We got a standing ovation. It was surreal. Just as the Bible promised, my work had made
room for me, Emem remarks with a nostalgic smile.
Emem’s collaboration with Remmy Jes thrived. They churned out
several blockbusters. If you saw her name on a movie jacket, it was a
keep. Games Women Play, Games Men Play,
Behind Closed Doors, Private Sin, Girls in the Hood, Promise Me Forever,
Shattered Illusions, Traumatised, Men Do Cry, Enslaved, A piece of Flesh,
Unfinished Business etc.
“People say I make too many films. My response is often with
a question - are they good films? This should be people’s concern. Enid Blyton
wrote over 700 books and I think that excludes the ones under the Pollock
pseudonym. Some people are able to
combine quantity and quality and I think I may be one of the lucky few.” Her
business relationship with Remmy eventually ended but the two have remained
friends. ‘He taught me many things, helped plant my foot firmly in the industry
and till now, still remains a mentor. I’m grateful for the opportunity he gave
“It wasn’t just time to be independent, I felt it was time
to give back so I founded Royal Arts Academy where young actors and writers are
Reloaded was my first movie under the aegis of Royal Arts
Academy. It was in conjunction with Desmond Elliott. It was very important for
it to succeed and I’m grateful that it did. Royal Arts Academy is also a film
distributing company and has several hit
movies under its label. Some of which include Champagne, Kiss and Tell,
Memories of My Heart, Bursting Out, I’ll Take My Chances and more.”.
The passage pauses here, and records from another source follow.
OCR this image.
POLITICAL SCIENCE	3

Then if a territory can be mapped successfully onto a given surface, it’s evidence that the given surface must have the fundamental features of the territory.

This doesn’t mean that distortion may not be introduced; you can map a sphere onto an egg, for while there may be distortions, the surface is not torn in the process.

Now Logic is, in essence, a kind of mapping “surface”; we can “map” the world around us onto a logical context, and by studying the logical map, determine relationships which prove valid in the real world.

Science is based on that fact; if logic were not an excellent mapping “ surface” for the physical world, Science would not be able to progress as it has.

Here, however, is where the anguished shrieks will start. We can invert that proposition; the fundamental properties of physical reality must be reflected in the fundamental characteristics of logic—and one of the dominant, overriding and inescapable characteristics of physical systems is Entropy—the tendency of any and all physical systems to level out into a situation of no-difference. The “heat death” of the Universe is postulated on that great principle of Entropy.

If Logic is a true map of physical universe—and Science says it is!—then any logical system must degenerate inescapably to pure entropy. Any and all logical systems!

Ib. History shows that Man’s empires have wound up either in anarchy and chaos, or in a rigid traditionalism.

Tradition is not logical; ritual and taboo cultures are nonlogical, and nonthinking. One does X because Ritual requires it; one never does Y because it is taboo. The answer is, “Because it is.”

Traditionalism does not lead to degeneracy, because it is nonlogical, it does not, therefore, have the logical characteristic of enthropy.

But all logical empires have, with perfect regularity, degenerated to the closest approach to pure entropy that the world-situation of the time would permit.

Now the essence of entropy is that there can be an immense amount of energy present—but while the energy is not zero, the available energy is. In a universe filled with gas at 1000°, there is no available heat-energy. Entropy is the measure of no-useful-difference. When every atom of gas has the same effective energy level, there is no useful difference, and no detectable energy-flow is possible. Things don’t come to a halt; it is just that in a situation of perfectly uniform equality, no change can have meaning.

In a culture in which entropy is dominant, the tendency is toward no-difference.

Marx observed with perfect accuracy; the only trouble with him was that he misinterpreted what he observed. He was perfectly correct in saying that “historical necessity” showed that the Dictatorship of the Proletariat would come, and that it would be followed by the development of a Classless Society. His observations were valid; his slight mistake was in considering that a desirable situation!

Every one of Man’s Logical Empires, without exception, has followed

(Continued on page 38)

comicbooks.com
This year alone, Emem has produced three TV series: Losing
Control and Lagos Cougars for IrokoTV and Weekend Getaway for CoteQuest. She’s also produced SpotLight, a film project
for the students of her academy and Code of Silence a collaboration with
Nollywood Workshops, an NGO. Code of silence
challenges the silence expected from rape victims, the fear of embarrassment to
the family while the victim is often ignored.
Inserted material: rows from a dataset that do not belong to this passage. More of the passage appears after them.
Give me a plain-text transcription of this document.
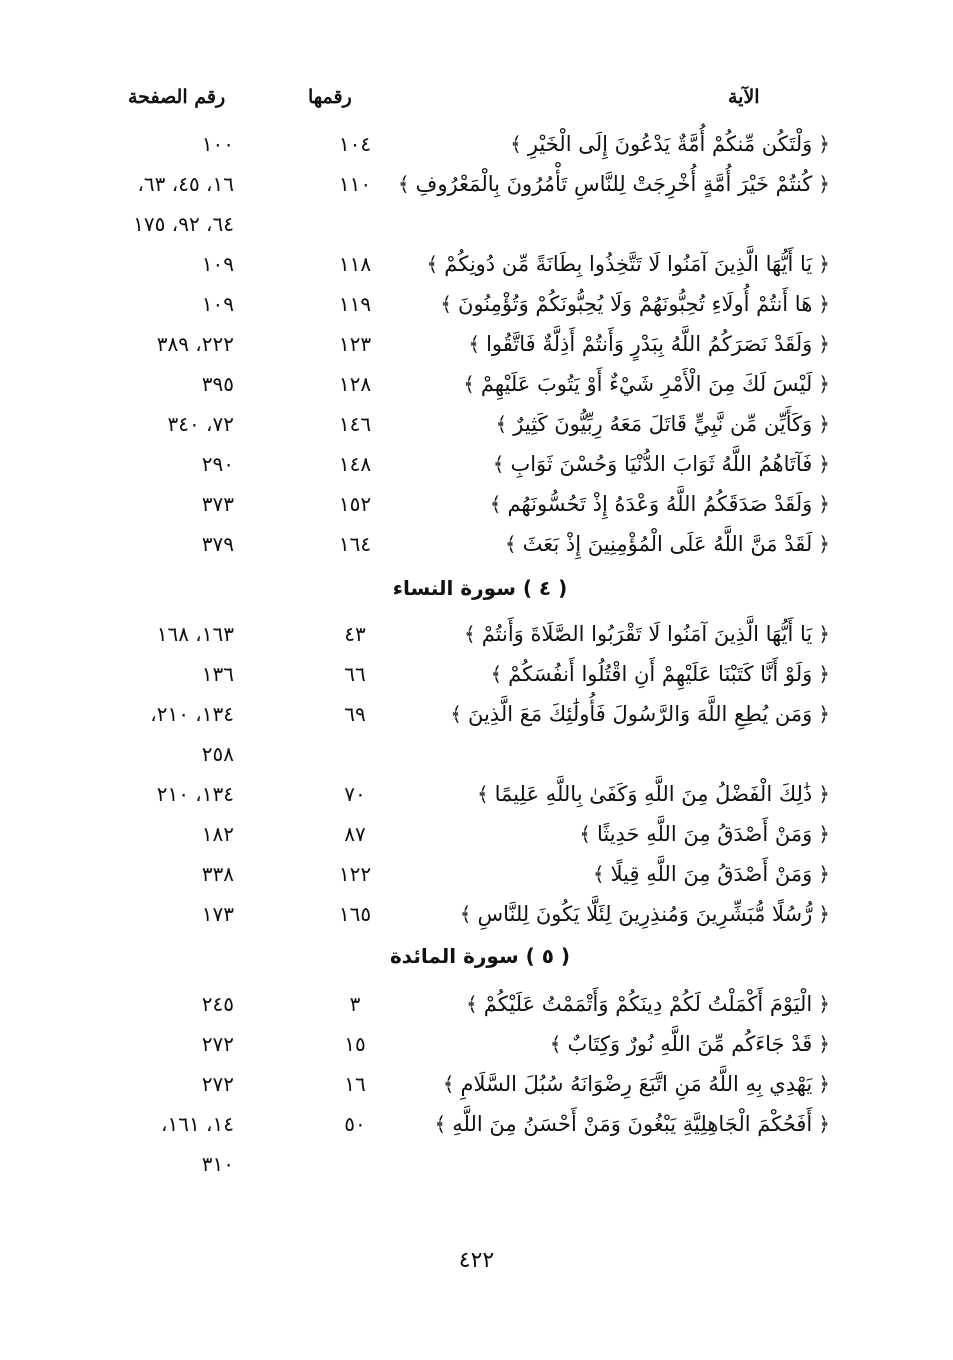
الآية
رقمها
رقم الصفحة
﴿وَلْتَكُن مِّنكُمْ أُمَّةٌ يَدْعُونَ إِلَى الْخَيْرِ﴾
١٠٤
١٠٠
﴿كُنتُمْ خَيْرَ أُمَّةٍ أُخْرِجَتْ لِلنَّاسِ تَأْمُرُونَ بِالْمَعْرُوفِ﴾
١١٠
١٦، ٤٥، ٦٣،
٦٤، ٩٢، ١٧٥
﴿يَا أَيُّهَا الَّذِينَ آمَنُوا لَا تَتَّخِذُوا بِطَانَةً مِّن دُونِكُمْ﴾
١١٨
١٠٩
﴿هَا أَنتُمْ أُولَاءِ تُحِبُّونَهُمْ وَلَا يُحِبُّونَكُمْ وَتُؤْمِنُونَ﴾
١١٩
١٠٩
﴿وَلَقَدْ نَصَرَكُمُ اللَّهُ بِبَدْرٍ وَأَنتُمْ أَذِلَّةٌ فَاتَّقُوا﴾
١٢٣
٢٢٢، ٣٨٩
﴿لَيْسَ لَكَ مِنَ الْأَمْرِ شَيْءٌ أَوْ يَتُوبَ عَلَيْهِمْ﴾
١٢٨
٣٩٥
﴿وَكَأَيِّن مِّن نَّبِيٍّ قَاتَلَ مَعَهُ رِبِّيُّونَ كَثِيرٌ﴾
١٤٦
٧٢، ٣٤٠
﴿فَآتَاهُمُ اللَّهُ ثَوَابَ الدُّنْيَا وَحُسْنَ ثَوَابِ﴾
١٤٨
٢٩٠
﴿وَلَقَدْ صَدَقَكُمُ اللَّهُ وَعْدَهُ إِذْ تَحُسُّونَهُم﴾
١٥٢
٣٧٣
﴿لَقَدْ مَنَّ اللَّهُ عَلَى الْمُؤْمِنِينَ إِذْ بَعَثَ﴾
١٦٤
٣٧٩
﴿يَا أَيُّهَا الَّذِينَ آمَنُوا لَا تَقْرَبُوا الصَّلَاةَ وَأَنتُمْ﴾
٤٣
١٦٣، ١٦٨
﴿وَلَوْ أَنَّا كَتَبْنَا عَلَيْهِمْ أَنِ اقْتُلُوا أَنفُسَكُمْ﴾
٦٦
١٣٦
﴿وَمَن يُطِعِ اللَّهَ وَالرَّسُولَ فَأُولَٰئِكَ مَعَ الَّذِينَ﴾
٦٩
١٣٤، ٢١٠،
٢٥٨
﴿ذَٰلِكَ الْفَضْلُ مِنَ اللَّهِ وَكَفَىٰ بِاللَّهِ عَلِيمًا﴾
٧٠
١٣٤، ٢١٠
﴿وَمَنْ أَصْدَقُ مِنَ اللَّهِ حَدِيثًا﴾
٨٧
١٨٢
﴿وَمَنْ أَصْدَقُ مِنَ اللَّهِ قِيلًا﴾
١٢٢
٣٣٨
﴿رُّسُلًا مُّبَشِّرِينَ وَمُنذِرِينَ لِئَلَّا يَكُونَ لِلنَّاسِ﴾
١٦٥
١٧٣
﴿الْيَوْمَ أَكْمَلْتُ لَكُمْ دِينَكُمْ وَأَتْمَمْتُ عَلَيْكُمْ﴾
٣
٢٤٥
﴿قَدْ جَاءَكُم مِّنَ اللَّهِ نُورٌ وَكِتَابٌ﴾
١٥
٢٧٢
﴿يَهْدِي بِهِ اللَّهُ مَنِ اتَّبَعَ رِضْوَانَهُ سُبُلَ السَّلَامِ﴾
١٦
٢٧٢
﴿أَفَحُكْمَ الْجَاهِلِيَّةِ يَبْغُونَ وَمَنْ أَحْسَنُ مِنَ اللَّهِ﴾
٥٠
١٤، ١٦١،
٣١٠
( ٤ ) سورة النساء
( ٥ ) سورة المائدة
٤٢٢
“I make mostly love stories. If you pitch me a story that
has no romance in it, I’m unlikely to be interested. But I’m aware that as an
African filmmaker, there are expectations beyond taking people to cloud 9. As
well, Nollywood is a huge and powerful tool; there’s so much we can do with it.
It’s also given me a voice and I’m trying in return to give people a
voice. It’s on that basis that I
produced Code of Silence.’ Code of Silence premieres this Friday, the 7th
of August and will screen in cinemas nationwide.
Emem doesn’t write so much anymore. She sits in on writing
conferences. Her role has become majorly supervisory. I think it’s just natural;
I’ve come a long way. I work with a team of writers, directors and
producers. Some of them might even be
better than me but that gives me great pride. To have imparted knowledge and
empowered even if a few, I believe this is the real success.
‘I created so many Prince charmings, I think it was
inevitable that I would one day find mine.’
No matter how hard I try, this is all Emem is willing to say
publicly about her marriage. Sorry guys, I tried.